BACKGROUND: Emerging respiratory infections represent a significant public health threat. Because of their novelty, there are limited measures available to control their early spread. Learning from past outbreaks is important for future preparation. The Middle Eastern Respiratory Syndrome CoronaVirus (MERS-CoV ) 2015 outbreak in the Republic of Korea (ROK) provides one such opportunity. OBJECTIVES: We demonstrated through quantitative methodologies how to estimate MERS-CoV's transmissibility and identified the effective countermeasures that stopped its spread. METHODS: Using the outbreak data, statistical methods were employed to estimate the basic reproductive number R0 , the average number of secondary cases produced by a typical primary case during its entire infectious period in a fully susceptible population.

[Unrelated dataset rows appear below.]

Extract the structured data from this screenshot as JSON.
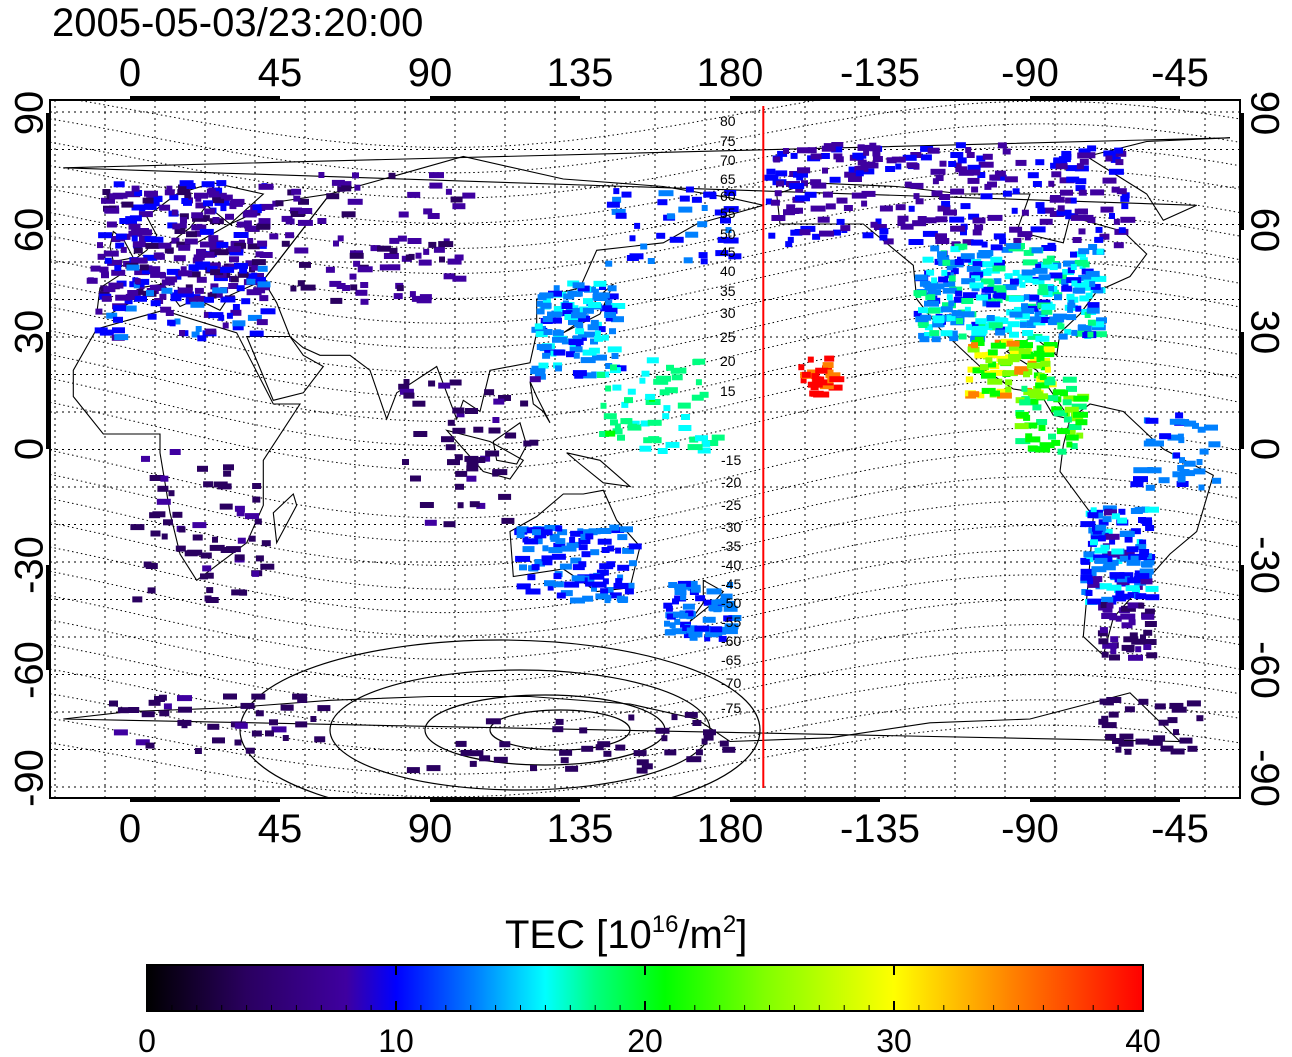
{
  "title": "2005-05-03/23:20:00",
  "axes": {
    "lon_ticks": [
      "0",
      "45",
      "90",
      "135",
      "180",
      "-135",
      "-90",
      "-45"
    ],
    "lat_ticks": [
      "90",
      "60",
      "30",
      "0",
      "-30",
      "-60",
      "-90"
    ]
  },
  "magnetic_latitude_labels": {
    "north": [
      "80",
      "75",
      "70",
      "65",
      "60",
      "55",
      "50",
      "45",
      "40",
      "35",
      "30",
      "25",
      "20",
      "15"
    ],
    "south": [
      "-15",
      "-20",
      "-25",
      "-30",
      "-35",
      "-40",
      "-45",
      "-50",
      "-55",
      "-60",
      "-65",
      "-70",
      "-75"
    ]
  },
  "terminator_longitude": 190,
  "colorbar": {
    "title_prefix": "TEC  [10",
    "title_sup1": "16",
    "title_mid": "/m",
    "title_sup2": "2",
    "title_suffix": "]",
    "min": 0,
    "max": 40,
    "tick_labels": [
      "0",
      "10",
      "20",
      "30",
      "40"
    ],
    "colors": [
      "#000000",
      "#2a0060",
      "#3f00a0",
      "#0000ff",
      "#0080ff",
      "#00ffff",
      "#00ff80",
      "#00ff00",
      "#80ff00",
      "#ffff00",
      "#ff8000",
      "#ff0000"
    ]
  },
  "colors": {
    "terminator": "#ff0000",
    "frame": "#000000",
    "grid": "#000000"
  }
}
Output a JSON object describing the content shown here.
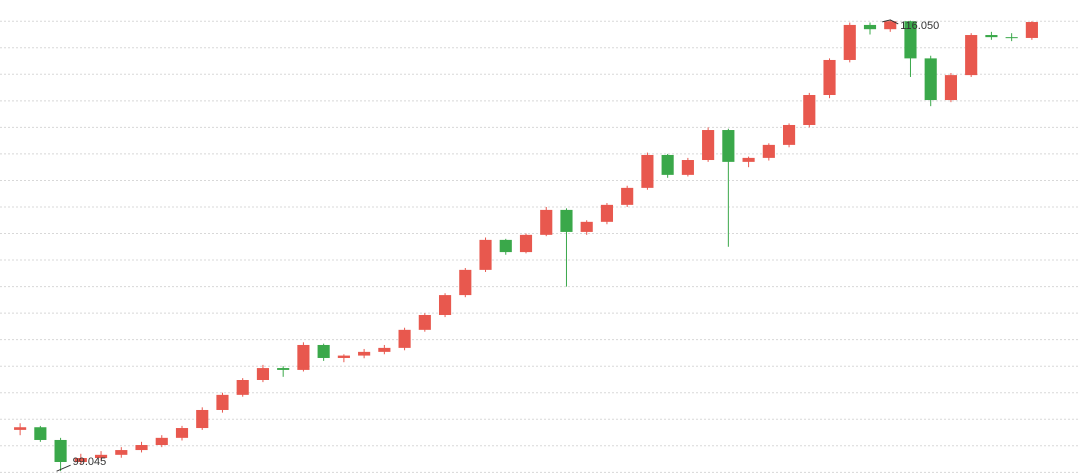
{
  "chart_data": {
    "type": "candlestick",
    "annotations": {
      "high": "116.050",
      "low": "99.045"
    },
    "open": [
      100.6,
      100.7,
      100.22,
      99.39,
      99.54,
      99.66,
      99.84,
      100.03,
      100.3,
      100.67,
      101.35,
      101.92,
      102.48,
      102.93,
      102.86,
      103.8,
      103.31,
      103.4,
      103.54,
      103.69,
      104.37,
      104.93,
      105.68,
      106.63,
      107.76,
      107.3,
      107.95,
      108.89,
      108.06,
      108.44,
      109.08,
      109.72,
      110.96,
      110.21,
      110.77,
      111.9,
      110.7,
      110.85,
      111.34,
      112.09,
      113.22,
      114.54,
      115.86,
      115.7,
      116.0,
      114.6,
      113.03,
      113.97,
      115.48,
      115.4,
      115.37
    ],
    "high": [
      100.85,
      100.75,
      100.3,
      99.7,
      99.8,
      99.95,
      100.15,
      100.4,
      100.75,
      101.45,
      102.0,
      102.55,
      103.05,
      103.0,
      103.9,
      103.85,
      103.45,
      103.65,
      103.8,
      104.45,
      105.0,
      105.75,
      106.7,
      107.85,
      107.8,
      108.0,
      109.0,
      108.95,
      108.5,
      109.15,
      109.8,
      111.05,
      111.0,
      110.85,
      112.0,
      111.95,
      110.9,
      111.4,
      112.15,
      113.3,
      114.6,
      115.95,
      115.95,
      116.05,
      116.02,
      114.7,
      114.05,
      115.55,
      115.6,
      115.55,
      116.0
    ],
    "low": [
      100.4,
      100.15,
      99.045,
      99.3,
      99.45,
      99.55,
      99.75,
      99.95,
      100.2,
      100.6,
      101.25,
      101.85,
      102.4,
      102.6,
      102.8,
      103.2,
      103.15,
      103.3,
      103.45,
      103.6,
      104.3,
      104.85,
      105.6,
      106.55,
      107.2,
      107.25,
      107.9,
      106.0,
      107.95,
      108.35,
      109.0,
      109.65,
      110.1,
      110.15,
      110.7,
      107.5,
      110.5,
      110.75,
      111.25,
      112.0,
      113.1,
      114.45,
      115.5,
      115.6,
      113.9,
      112.8,
      112.95,
      113.9,
      115.3,
      115.25,
      115.3
    ],
    "close": [
      100.7,
      100.22,
      99.39,
      99.54,
      99.66,
      99.84,
      100.03,
      100.3,
      100.67,
      101.35,
      101.92,
      102.48,
      102.93,
      102.86,
      103.8,
      103.31,
      103.4,
      103.54,
      103.69,
      104.37,
      104.93,
      105.68,
      106.63,
      107.76,
      107.3,
      107.95,
      108.89,
      108.06,
      108.44,
      109.08,
      109.72,
      110.96,
      110.21,
      110.77,
      111.9,
      110.7,
      110.85,
      111.34,
      112.09,
      113.22,
      114.54,
      115.86,
      115.7,
      116.0,
      114.6,
      113.03,
      113.97,
      115.48,
      115.4,
      115.37,
      115.97
    ],
    "up_color": "#e8584e",
    "down_color": "#3aa84a",
    "ylim": [
      98.9,
      116.8
    ],
    "yticks": [
      99,
      100,
      101,
      102,
      103,
      104,
      105,
      106,
      107,
      108,
      109,
      110,
      111,
      112,
      113,
      114,
      115,
      116
    ],
    "grid": true
  }
}
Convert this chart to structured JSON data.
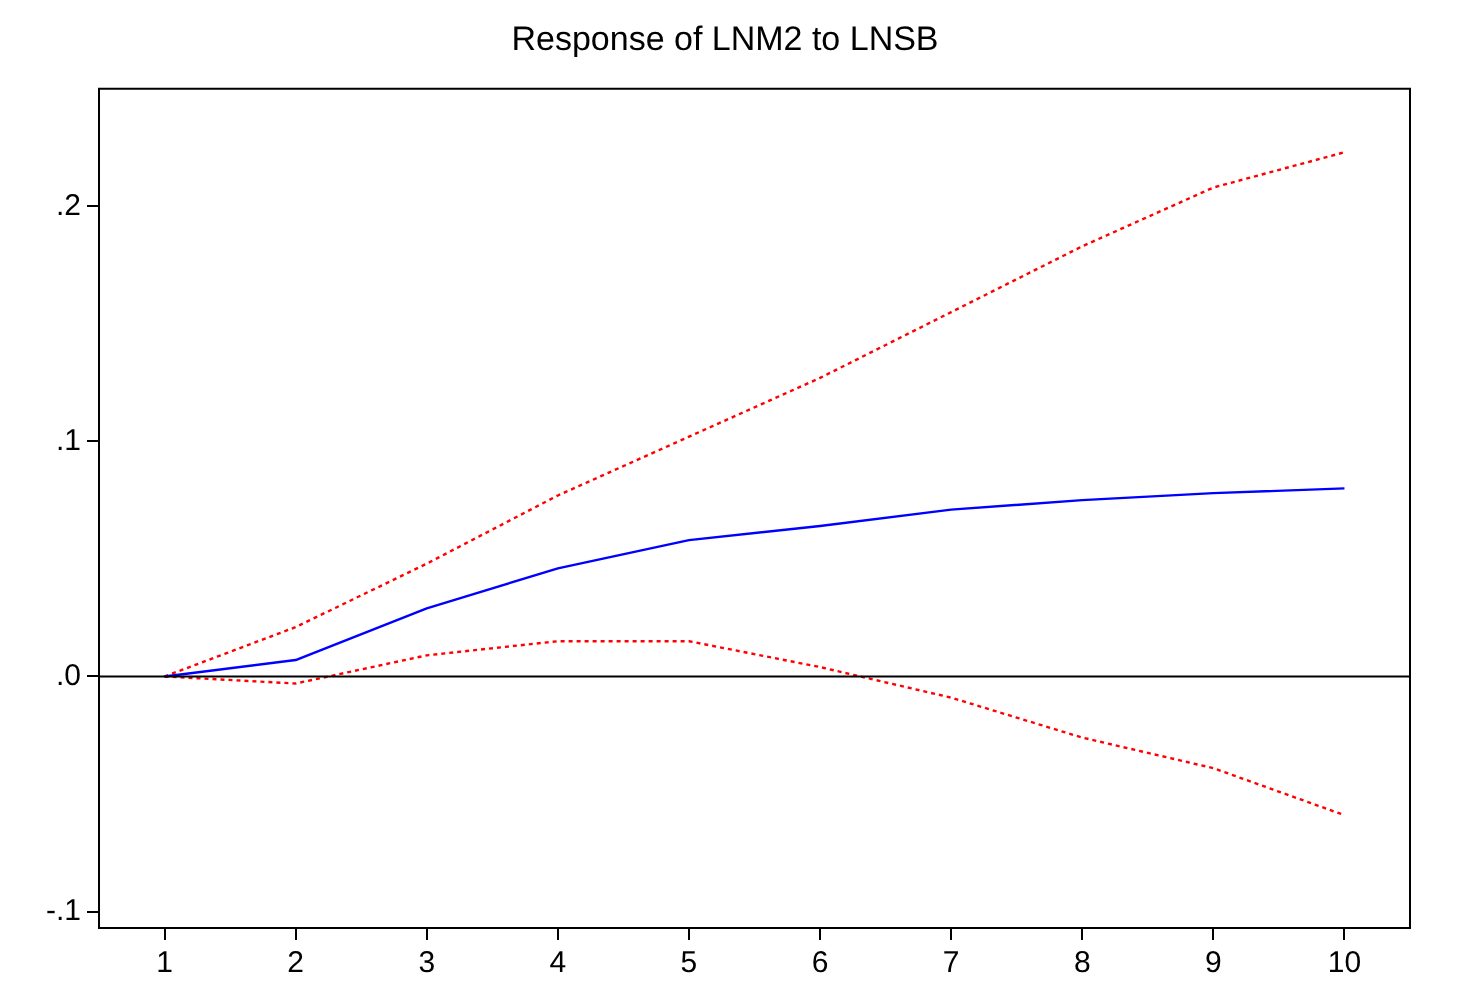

A transmission dynamics model was also proposed to estimate R0 and to identify the most effective countermeasures. The consistency between results will provide cross-validation of the approaches. RESULTS: R0 ranged from 2.5 with 95% confidence interval (CI): [1.7, 3.1] (using the sequential Bayesian method) to 7.2 with 95% CI: [5.3, 9.4] (using the Nowcasting method). Estimates from transmission model were higher but overlapped with these. Personal protection and rapid confirmation of cases were identified as the most important countermeasures. CONCLUSIONS: Our estimates were in agreement with others from the ROK outbreak, albeit significantly higher than estimates based on other small outbreaks and sporadic cases of MERS-CoV. The large-scale outbreak in the ROK was jointly due to the high transmissibility in the healthcare-associated setting and the Korean culture-associated contact behaviour. Limiting such behaviour by rapidly identifying and isolating cases and avoiding high-risk contacts effectively stopped further transmission.